7 üyesini Meclisin, Adalet Bakanı ve Müsteşarı dahil 6 üyesini Cumhurbaşkanının belirlediği HSK’nın, eğer bu sebeplerden kaynaklanan handikapları aşmak gibi bir hedefi varsa, öncelikle yargıyı ve hukuku olağanüstü halden çıkararak normalleştirmeye yoğunlaşması gerekir.

Bunun için de bilhassa f.ö ve Bylock davalarına bakan mahkemeler üzerindeki çok ağır baskıyı kaldırması icab eder.

Bilindiği gibi yakın dönemde bazı tutuklu gazetecilerin tahliyesi ve Bylock’ta mesaj içeriklerine bakılması yönünde karar veren mahkemelerin çok üzerine gidildi.

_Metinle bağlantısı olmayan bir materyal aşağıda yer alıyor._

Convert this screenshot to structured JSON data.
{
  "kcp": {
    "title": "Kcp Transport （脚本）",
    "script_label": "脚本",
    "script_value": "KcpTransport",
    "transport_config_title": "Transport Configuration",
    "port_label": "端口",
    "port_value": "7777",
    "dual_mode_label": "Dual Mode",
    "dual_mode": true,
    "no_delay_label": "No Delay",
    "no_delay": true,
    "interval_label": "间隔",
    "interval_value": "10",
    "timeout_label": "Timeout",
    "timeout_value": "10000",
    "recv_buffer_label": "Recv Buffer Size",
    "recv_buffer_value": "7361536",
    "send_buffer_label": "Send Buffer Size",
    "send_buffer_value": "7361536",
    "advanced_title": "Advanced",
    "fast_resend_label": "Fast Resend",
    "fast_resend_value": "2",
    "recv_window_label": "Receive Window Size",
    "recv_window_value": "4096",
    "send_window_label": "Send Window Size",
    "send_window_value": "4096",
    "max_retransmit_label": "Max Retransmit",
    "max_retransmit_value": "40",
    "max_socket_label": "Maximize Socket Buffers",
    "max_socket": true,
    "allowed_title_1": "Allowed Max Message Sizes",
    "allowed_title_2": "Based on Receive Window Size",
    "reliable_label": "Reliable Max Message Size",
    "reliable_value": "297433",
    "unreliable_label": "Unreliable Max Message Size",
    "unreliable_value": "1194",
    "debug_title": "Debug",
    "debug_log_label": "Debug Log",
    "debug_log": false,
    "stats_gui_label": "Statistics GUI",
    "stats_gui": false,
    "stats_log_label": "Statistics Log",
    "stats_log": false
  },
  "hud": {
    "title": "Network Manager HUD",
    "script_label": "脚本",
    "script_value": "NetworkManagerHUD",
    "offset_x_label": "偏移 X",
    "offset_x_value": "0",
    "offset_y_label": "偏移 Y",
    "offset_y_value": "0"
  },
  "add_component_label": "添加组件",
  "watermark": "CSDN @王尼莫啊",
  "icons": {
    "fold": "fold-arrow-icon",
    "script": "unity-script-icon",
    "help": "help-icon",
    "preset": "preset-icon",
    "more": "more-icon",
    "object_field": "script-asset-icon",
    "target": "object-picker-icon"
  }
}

Hemen inceleme başlatıldı, açığa almalar ve tenzilen atamalar oldu. Böylece diğer mahkemelere de gözdağı verildi.

Yargı HSK sopasıyla baskı altında tutuluyorsa hukuk devletinden söz edilemez.

Bu baskılarda başı çeken Adalet Bakanının bile f.ö ile mücadele adıyla yapılanlara isyan noktasına geldiği aşamada HSK’ya çok büyük sorumluluk düşüyor.

Şimdiye kadar inanılmaz bir duyarsızlıkla geçiştirilen, ama artık görmezden gelinmesi mümkün olmayan en önemli ve kritik konu, soruşturma ve yargılamalarda sebebiyet verilen yaygın mağduriyetler.

Uzun tutukluluklar yargısız infaza dönüşürken, aylardır iddianamesi hazırlanmadığı için açılmayan davalar var; açılmış olanlar da bürokratik engelleme ve ertelemelerle tıkanmış durumda, ilerlemiyor.

HSK âcilen bu vaziyete çare bulmalı.

***

Nur’a ve diğer bütün masumlara yapılan zulüm ve eziyetin daha fazla devam etmeyip artık sona ermesi için dualarımıza devam ediyoruz.

BB’dan aynı nakarat: “Gözaltılar gazetecilikten değil terörden.” Nur için cevabımız: 1 Gözaltı değil tutuklu-98. gün. 2 Terör ithamı iftira.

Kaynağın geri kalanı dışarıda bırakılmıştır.